Posts Tagged ‘East Kilbride’

Denis Curran, Head of Food Bank Charity, on Hunger due Welfare Sanctions

June 1, 2016

This is another piece I found on Youtube. It’s a charity worker for Loaves and Fishes, a food bank, before the Scots parliament way back in 2014, talking about his work delivering food to the absolutely poverty-stricken, hit by the government’s savage cuts and sheer exploitation by grasping employers. And it’s very powerful and moving stuff.

Mr Curran talks about people traipsing three or four miles from the town centre, just to get something to eat. A mother, who hasn’t eaten for three days, because she’s been trying to feed her children. And then there’s a man, who worked for two hours for a prospective employer, and, unbidden, cleaned up after himself, only to be told that ‘he wasn’t suitable’, and sent home without any pay for the two hours he’d put in. One man he saw had been sanctioned for eleven weeks. That’s eleven weeks without money. He talks about the rise in suicide from sheer desperation by the people hit by the cuts. He also talks about how some official agencies won’t store food, because their employees have left the room in a mess, and they don’t want to encourage it, or they fear cross contamination from the different types of food if they’re put together. Or they want it delivered, but they have to keep within their budgets, so there’s no help for it. Curran also states that he’s a pensioner, who uses two sticks and sometimes he can’t get about. But if he can’t make a delivery for a certain social work agency on a certain day, he’ll get told that he can’t make another delivery until Wednesday, because of the way that agency’s doing things. As a result, the family that needs it haven eaten up till then. He talks about people going to food banks to get baby clothes for a new baby. He states that the government see people on benefits as scroungers and layabouts, when this is not the case, and are penalising them for being poor. He describes how quickly the sanctions legislation was passed. They made the decision on a Thursday, and then five days later, the next Tuesday, it became law. He asks what would happen if MPs were forced to go without pay, their gas, water and electricity cut off, and their fridges emptied, so they were forced to use food banks. Not how they would cope financially, but how it would affect them mentally. He also states that he’s been coming to meetings like this since 1993, and the only thing changes is that he keeps coming to more meetings. And he expects to be coming to another one in 2016. He recalls that he and his wife grew up during the Second World War. And he criticises the government for making us a 21st century society, but with 1930s values. Back during the War they gave you a ration book. Now it’s vouchers for a food bank. ‘What’s the difference, eh?’

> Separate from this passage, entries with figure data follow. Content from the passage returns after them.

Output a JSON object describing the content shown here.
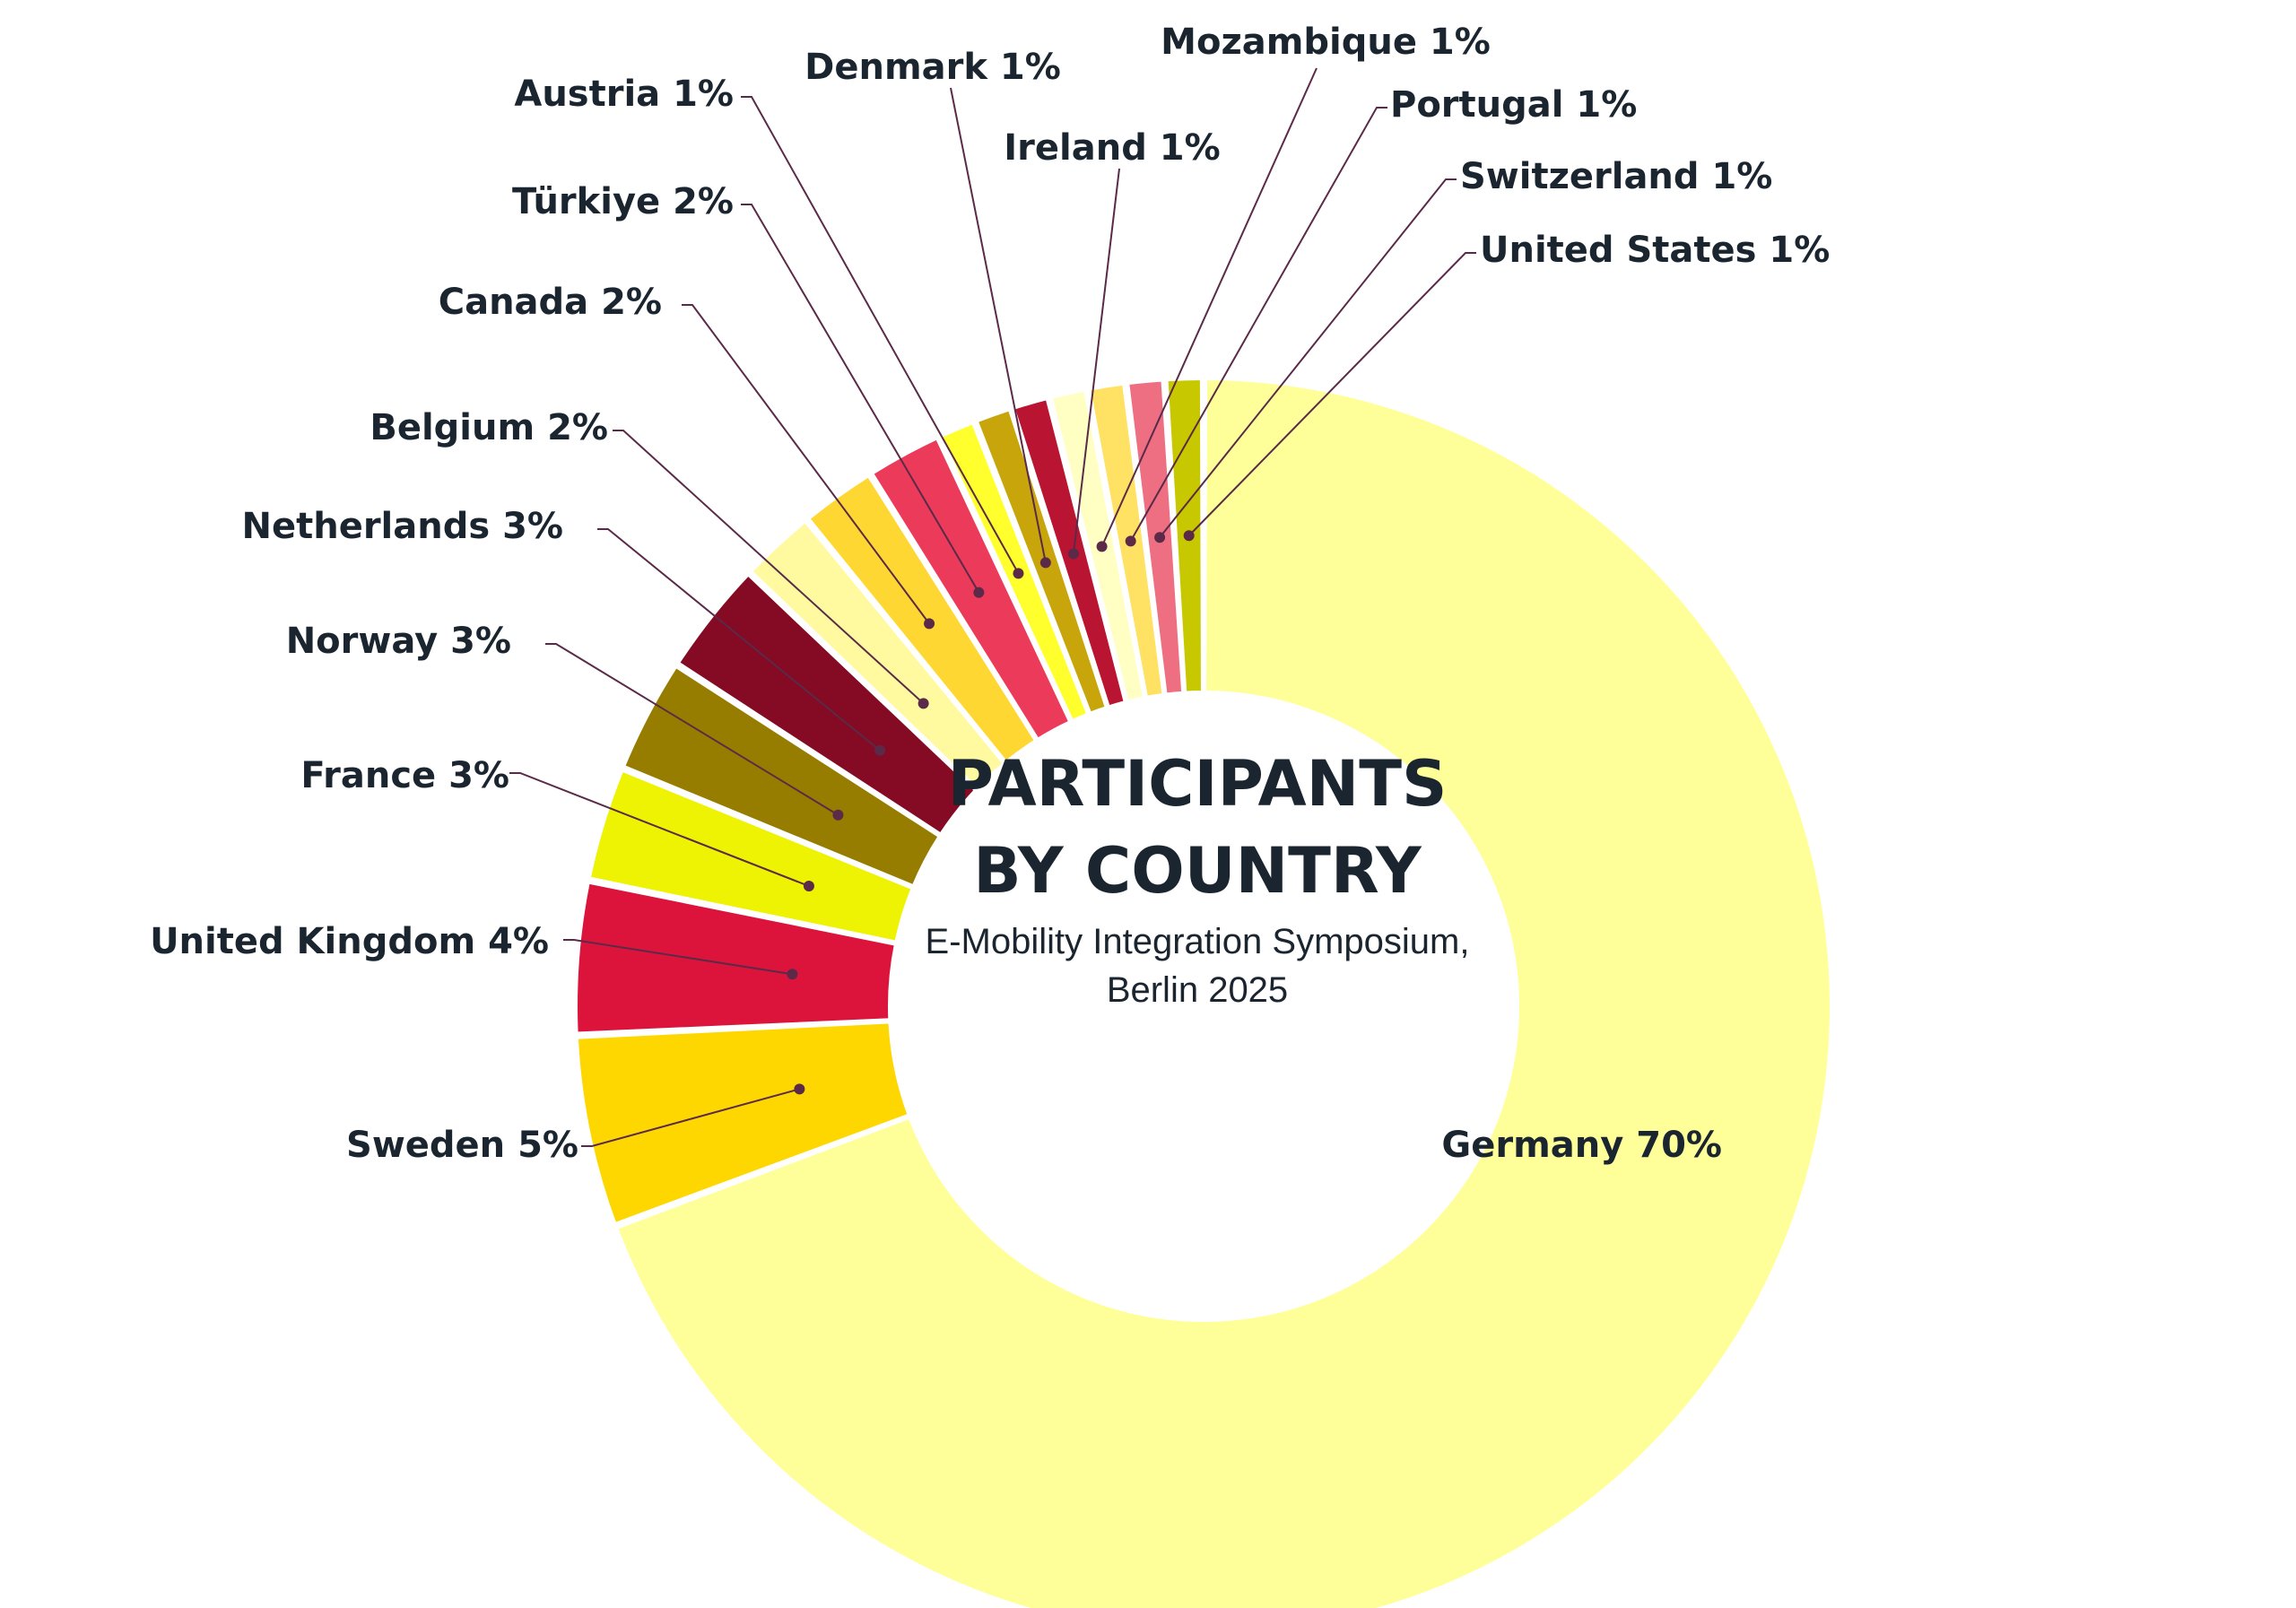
{
  "chart_data": {
    "type": "pie",
    "variant": "donut",
    "title_lines": [
      "PARTICIPANTS",
      "BY COUNTRY"
    ],
    "subtitle_lines": [
      "E-Mobility Integration Symposium,",
      "Berlin 2025"
    ],
    "slices": [
      {
        "label": "Germany 70%",
        "name": "Germany",
        "value": 70,
        "color": "#FFFF99"
      },
      {
        "label": "Sweden 5%",
        "name": "Sweden",
        "value": 5,
        "color": "#FFD700"
      },
      {
        "label": "United Kingdom 4%",
        "name": "United Kingdom",
        "value": 4,
        "color": "#DC143C"
      },
      {
        "label": "France 3%",
        "name": "France",
        "value": 3,
        "color": "#EEF203"
      },
      {
        "label": "Norway 3%",
        "name": "Norway",
        "value": 3,
        "color": "#967D00"
      },
      {
        "label": "Netherlands 3%",
        "name": "Netherlands",
        "value": 3,
        "color": "#850A23"
      },
      {
        "label": "Belgium 2%",
        "name": "Belgium",
        "value": 2,
        "color": "#FFFAA0"
      },
      {
        "label": "Canada 2%",
        "name": "Canada",
        "value": 2,
        "color": "#FFD732"
      },
      {
        "label": "Türkiye 2%",
        "name": "Türkiye",
        "value": 2,
        "color": "#EC3A5A"
      },
      {
        "label": "Austria 1%",
        "name": "Austria",
        "value": 1,
        "color": "#FFFF2D"
      },
      {
        "label": "Denmark 1%",
        "name": "Denmark",
        "value": 1,
        "color": "#C8A50A"
      },
      {
        "label": "Ireland 1%",
        "name": "Ireland",
        "value": 1,
        "color": "#B91432"
      },
      {
        "label": "Mozambique 1%",
        "name": "Mozambique",
        "value": 1,
        "color": "#FFFFC3"
      },
      {
        "label": "Portugal 1%",
        "name": "Portugal",
        "value": 1,
        "color": "#FFE164"
      },
      {
        "label": "Switzerland 1%",
        "name": "Switzerland",
        "value": 1,
        "color": "#EE6E82"
      },
      {
        "label": "United States 1%",
        "name": "United States",
        "value": 1,
        "color": "#C8C800"
      }
    ],
    "label_color": "#1a2530",
    "leader_color": "#5a2a48"
  }
}
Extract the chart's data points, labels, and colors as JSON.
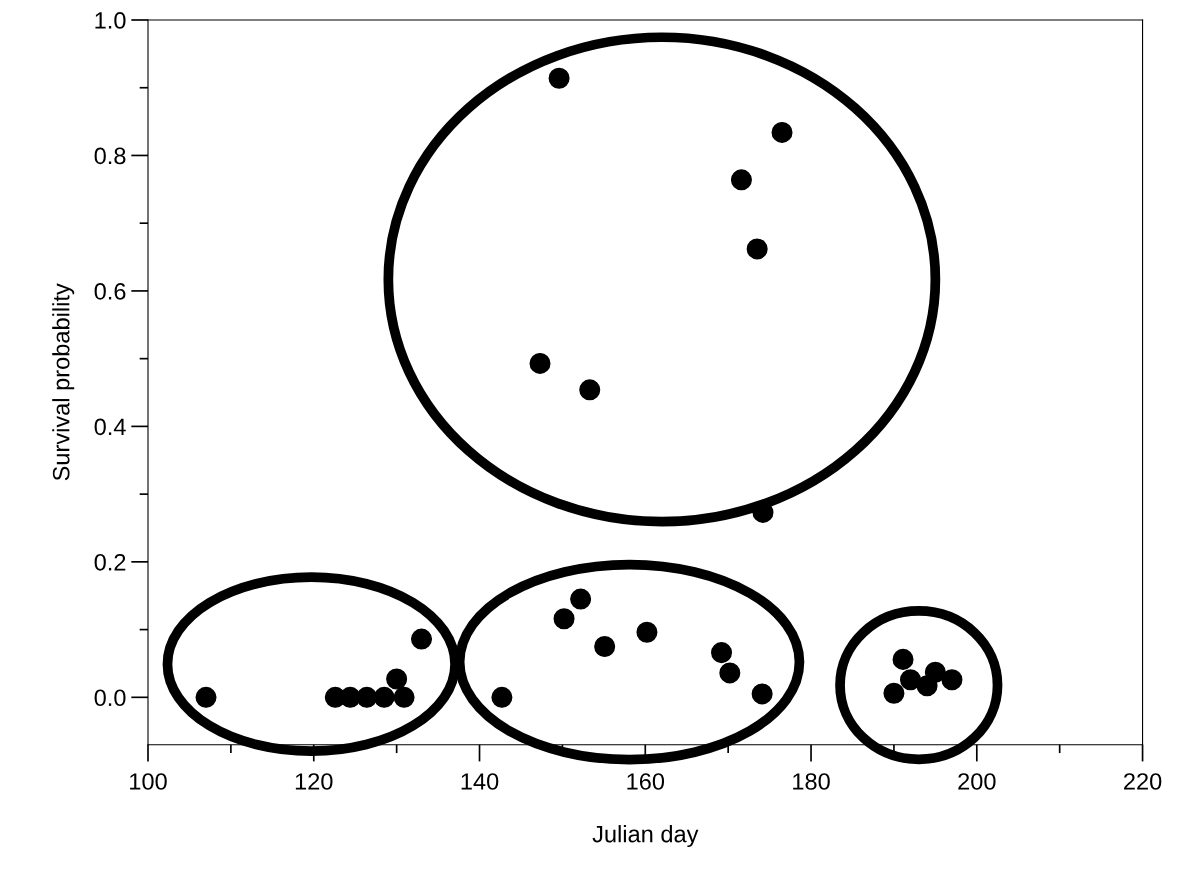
{
  "chart_data": {
    "type": "scatter",
    "xlabel": "Julian day",
    "ylabel": "Survival probability",
    "x": [
      107,
      122.6,
      124.4,
      126.4,
      128.5,
      130.0,
      130.9,
      133.0,
      142.7,
      150.2,
      152.2,
      155.1,
      160.2,
      169.2,
      170.2,
      174.1,
      190.0,
      191.1,
      192.0,
      194.0,
      195.0,
      197.0,
      149.6,
      176.5,
      171.6,
      173.5,
      147.3,
      153.3,
      174.2
    ],
    "values": [
      0.0,
      0.0,
      0.0,
      0.0,
      0.0,
      0.027,
      0.0,
      0.086,
      0.0,
      0.116,
      0.145,
      0.075,
      0.096,
      0.066,
      0.036,
      0.005,
      0.006,
      0.056,
      0.026,
      0.017,
      0.037,
      0.026,
      0.914,
      0.834,
      0.764,
      0.662,
      0.493,
      0.454,
      0.273
    ],
    "color": "#000000",
    "marker": "circle",
    "grid": false,
    "legend": false,
    "xlim": [
      100,
      220
    ],
    "ylim": [
      -0.07,
      1.0
    ],
    "xticks": [
      100,
      120,
      140,
      160,
      180,
      200,
      220
    ],
    "yticks": [
      {
        "value": 0,
        "label": "0.0"
      },
      0.2,
      0.4,
      0.6,
      0.8,
      {
        "value": 1,
        "label": "1.0"
      }
    ]
  }
}
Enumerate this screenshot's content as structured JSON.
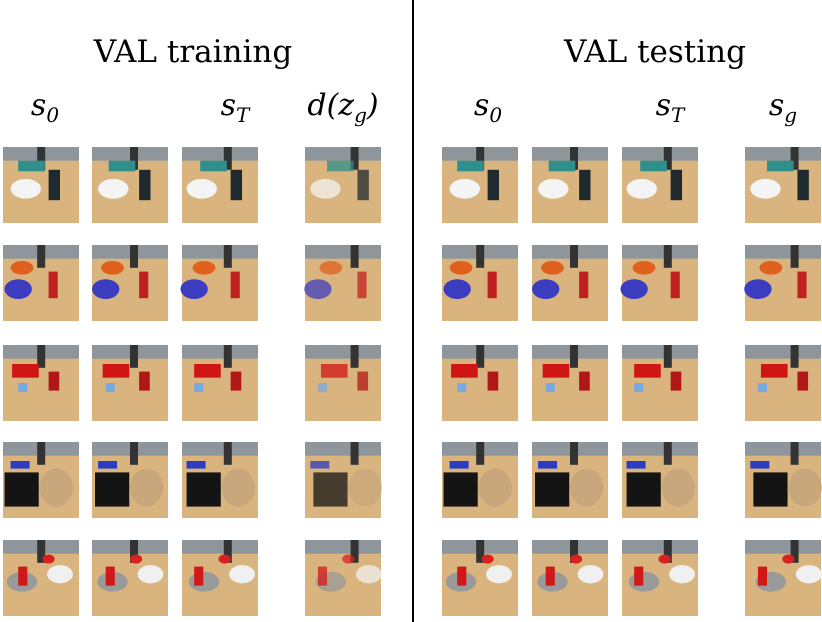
{
  "panels": [
    {
      "title": "VAL training",
      "headers": [
        {
          "base": "s",
          "sub": "0"
        },
        {
          "base": "s",
          "sub": "T"
        },
        {
          "base": "d(z",
          "sub": "g",
          "tail": ")"
        }
      ]
    },
    {
      "title": "VAL testing",
      "headers": [
        {
          "base": "s",
          "sub": "0"
        },
        {
          "base": "s",
          "sub": "T"
        },
        {
          "base": "s",
          "sub": "g"
        }
      ]
    }
  ]
}
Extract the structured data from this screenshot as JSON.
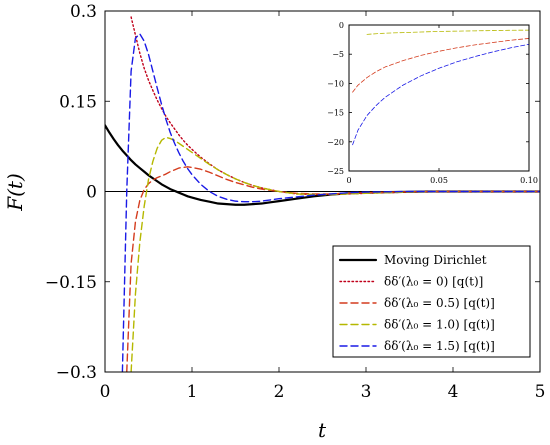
{
  "chart_data": [
    {
      "type": "line",
      "title": "",
      "xlabel": "t",
      "ylabel": "F(t)",
      "xlim": [
        0,
        5
      ],
      "ylim": [
        -0.3,
        0.3
      ],
      "xticks": [
        0,
        1,
        2,
        3,
        4,
        5
      ],
      "yticks": [
        -0.3,
        -0.15,
        0,
        0.15,
        0.3
      ],
      "xtick_labels": [
        "0",
        "1",
        "2",
        "3",
        "4",
        "5"
      ],
      "ytick_labels": [
        "−0.3",
        "−0.15",
        "0",
        "0.15",
        "0.3"
      ],
      "grid": false,
      "legend_position": "bottom-right",
      "x": [
        0,
        0.05,
        0.1,
        0.15,
        0.2,
        0.25,
        0.3,
        0.35,
        0.4,
        0.45,
        0.5,
        0.55,
        0.6,
        0.65,
        0.7,
        0.75,
        0.8,
        0.85,
        0.9,
        0.95,
        1.0,
        1.1,
        1.2,
        1.3,
        1.4,
        1.5,
        1.6,
        1.7,
        1.8,
        1.9,
        2.0,
        2.2,
        2.4,
        2.6,
        2.8,
        3.0,
        3.25,
        3.5,
        3.75,
        4.0,
        4.25,
        4.5,
        4.75,
        5.0
      ],
      "series": [
        {
          "name": "Moving Dirichlet",
          "color": "#000000",
          "dash": "solid",
          "values": [
            0.11,
            0.098,
            0.087,
            0.077,
            0.068,
            0.06,
            0.052,
            0.045,
            0.039,
            0.033,
            0.027,
            0.022,
            0.017,
            0.012,
            0.008,
            0.004,
            0.001,
            -0.002,
            -0.005,
            -0.008,
            -0.01,
            -0.014,
            -0.017,
            -0.02,
            -0.021,
            -0.022,
            -0.022,
            -0.021,
            -0.02,
            -0.018,
            -0.016,
            -0.012,
            -0.008,
            -0.005,
            -0.003,
            -0.002,
            -0.001,
            -0.0005,
            0,
            0,
            0,
            0,
            0,
            0
          ]
        },
        {
          "name": "δδ′(λ₀ = 0) [q(t)]",
          "color": "#c0001a",
          "dash": "dotted",
          "values": [
            null,
            null,
            null,
            null,
            null,
            null,
            0.29,
            0.26,
            0.23,
            0.205,
            0.185,
            0.168,
            0.152,
            0.138,
            0.125,
            0.114,
            0.104,
            0.094,
            0.085,
            0.077,
            0.07,
            0.057,
            0.046,
            0.036,
            0.028,
            0.021,
            0.015,
            0.01,
            0.006,
            0.003,
            0.0,
            -0.004,
            -0.005,
            -0.005,
            -0.004,
            -0.003,
            -0.002,
            -0.001,
            0,
            0,
            0,
            0,
            0,
            0
          ]
        },
        {
          "name": "δδ′(λ₀ = 0.5) [q(t)]",
          "color": "#d43c1e",
          "dash": "dashed",
          "values": [
            null,
            null,
            null,
            null,
            null,
            -0.3,
            -0.12,
            -0.05,
            -0.015,
            0.003,
            0.013,
            0.019,
            0.023,
            0.026,
            0.029,
            0.033,
            0.036,
            0.039,
            0.04,
            0.041,
            0.04,
            0.037,
            0.032,
            0.026,
            0.02,
            0.015,
            0.011,
            0.007,
            0.004,
            0.002,
            0.0,
            -0.003,
            -0.004,
            -0.004,
            -0.003,
            -0.002,
            -0.001,
            -0.0005,
            0,
            0,
            0,
            0,
            0,
            0
          ]
        },
        {
          "name": "δδ′(λ₀ = 1.0) [q(t)]",
          "color": "#b5b800",
          "dash": "dashed",
          "values": [
            null,
            null,
            null,
            null,
            null,
            null,
            -0.3,
            -0.17,
            -0.085,
            -0.025,
            0.02,
            0.05,
            0.072,
            0.085,
            0.09,
            0.088,
            0.085,
            0.08,
            0.075,
            0.07,
            0.065,
            0.055,
            0.045,
            0.036,
            0.028,
            0.021,
            0.015,
            0.01,
            0.006,
            0.003,
            0.0,
            -0.004,
            -0.005,
            -0.005,
            -0.004,
            -0.003,
            -0.002,
            -0.001,
            0,
            0,
            0,
            0,
            0,
            0
          ]
        },
        {
          "name": "δδ′(λ₀ = 1.5) [q(t)]",
          "color": "#1a1ae6",
          "dash": "dashed",
          "values": [
            null,
            null,
            null,
            null,
            -0.3,
            0.0,
            0.2,
            0.255,
            0.262,
            0.25,
            0.228,
            0.2,
            0.172,
            0.145,
            0.12,
            0.098,
            0.08,
            0.064,
            0.05,
            0.038,
            0.028,
            0.012,
            0.0,
            -0.008,
            -0.013,
            -0.016,
            -0.017,
            -0.017,
            -0.016,
            -0.014,
            -0.012,
            -0.009,
            -0.006,
            -0.004,
            -0.002,
            -0.001,
            -0.0005,
            0,
            0,
            0,
            0,
            0,
            0,
            0
          ]
        }
      ]
    },
    {
      "type": "line",
      "title": "",
      "xlabel": "",
      "ylabel": "",
      "xlim": [
        0,
        0.1
      ],
      "ylim": [
        -25,
        0
      ],
      "xticks": [
        0,
        0.05,
        0.1
      ],
      "yticks": [
        -25,
        -20,
        -15,
        -10,
        -5,
        0
      ],
      "xtick_labels": [
        "0",
        "0.05",
        "0.10"
      ],
      "ytick_labels": [
        "−25",
        "−20",
        "−15",
        "−10",
        "−5",
        "0"
      ],
      "grid": false,
      "x": [
        0,
        0.002,
        0.005,
        0.01,
        0.015,
        0.02,
        0.03,
        0.04,
        0.05,
        0.06,
        0.07,
        0.08,
        0.09,
        0.1
      ],
      "series": [
        {
          "color": "#b5b800",
          "dash": "dashed",
          "values": [
            null,
            null,
            null,
            -1.6,
            -1.5,
            -1.4,
            -1.3,
            -1.2,
            -1.1,
            -1.05,
            -1.0,
            -0.95,
            -0.9,
            -0.88
          ]
        },
        {
          "color": "#d43c1e",
          "dash": "dashed",
          "values": [
            null,
            -11.5,
            -10.3,
            -9.0,
            -8.0,
            -7.2,
            -6.1,
            -5.2,
            -4.5,
            -3.9,
            -3.4,
            -3.0,
            -2.6,
            -2.3
          ]
        },
        {
          "color": "#1a1ae6",
          "dash": "dashed",
          "values": [
            null,
            -20.5,
            -18.0,
            -15.5,
            -13.8,
            -12.4,
            -10.3,
            -8.7,
            -7.4,
            -6.3,
            -5.4,
            -4.6,
            -3.9,
            -3.3
          ]
        }
      ]
    }
  ],
  "legend": {
    "entries": [
      {
        "label": "Moving Dirichlet",
        "color": "#000000",
        "dash": "solid"
      },
      {
        "label": "δδ′(λ₀ = 0) [q(t)]",
        "color": "#c0001a",
        "dash": "dotted"
      },
      {
        "label": "δδ′(λ₀ = 0.5) [q(t)]",
        "color": "#d43c1e",
        "dash": "dashed"
      },
      {
        "label": "δδ′(λ₀ = 1.0) [q(t)]",
        "color": "#b5b800",
        "dash": "dashed"
      },
      {
        "label": "δδ′(λ₀ = 1.5) [q(t)]",
        "color": "#1a1ae6",
        "dash": "dashed"
      }
    ]
  }
}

It’s powerful, angry stuff, from someone, who is on the frontline of trying to help people keep body and soul together. Mr Curran comes from East Kilbride, and describes how he travels about all over Scotland to deliver his food parcels. Listening to him, this viewer from south of the Border was reminded of Iain Patterson’s fictional Rab C. Nesbit and his acute observations on poverty, society and politics. Nesbit was a benefits’ scrounger, and the show was comedy, but it also took the opportunity to tell some very harsh truths about the attitude of the Jobcentres, smarmy politicians and clergy, who affected concern for the poor, but had little real understanding, as well as other manifestations of pomposity, meanness, stupidity and arrogance.

Unfortunately, this is all real. And its victims aren’t scroungers like Nesbit. And there’s nothing funny about this situation at all.

As for seeing how the MPs would survive mentally if you could off their household supplies, leaving them with only the food bank to rely on, it’s manifestly obvious that they couldn’t cope. And they know it. Thirty years ago when Thatcher started cutting benefits, Geoffrey Dickens was invited by Channel 4 to survive on the dole for a week. He couldn’t. By the end of the week, his water and electricity had been cut off, and the food cupboard was empty. But the Tories have learned their lesson. Unfortunately, what they’ve learned is not to take up such challenges. One Tory MP, it might have someone from IDS’ wretched department, was invited to take part in a similar experiment for television. He turned it down, saying it was just a stunt. He knew he couldn’t survive, and didn’t want to give the opposition and viewing public the opportunity to watch him have to eat his words, ’cause there was precious little else he had left. But that’s the only thing that’s changed. The rhetoric of reproach hasn’t. Mr Curran talks about how ministers accuse the poor of going to food banks because their lazy and scroungers, when the truth is far from that. Unfortunately, that’s exactly what Edwina Currie has been saying, to give one example. When Panorama did a programme on the rise of food banks, she appeared on it to give her view that people were using them simply because they could, and they didn’t represent a rise in real poverty. Well, they are an indication of the grinding poverty and hunger that’s gripping Britain. And Currie’s a disgrace, along with all the other Tories, who claim otherwise, and especially Ian Duncan Smith and Stephen Crabb, Cameron’s heads of the DWP, who are responsible for the implementation of the cuts.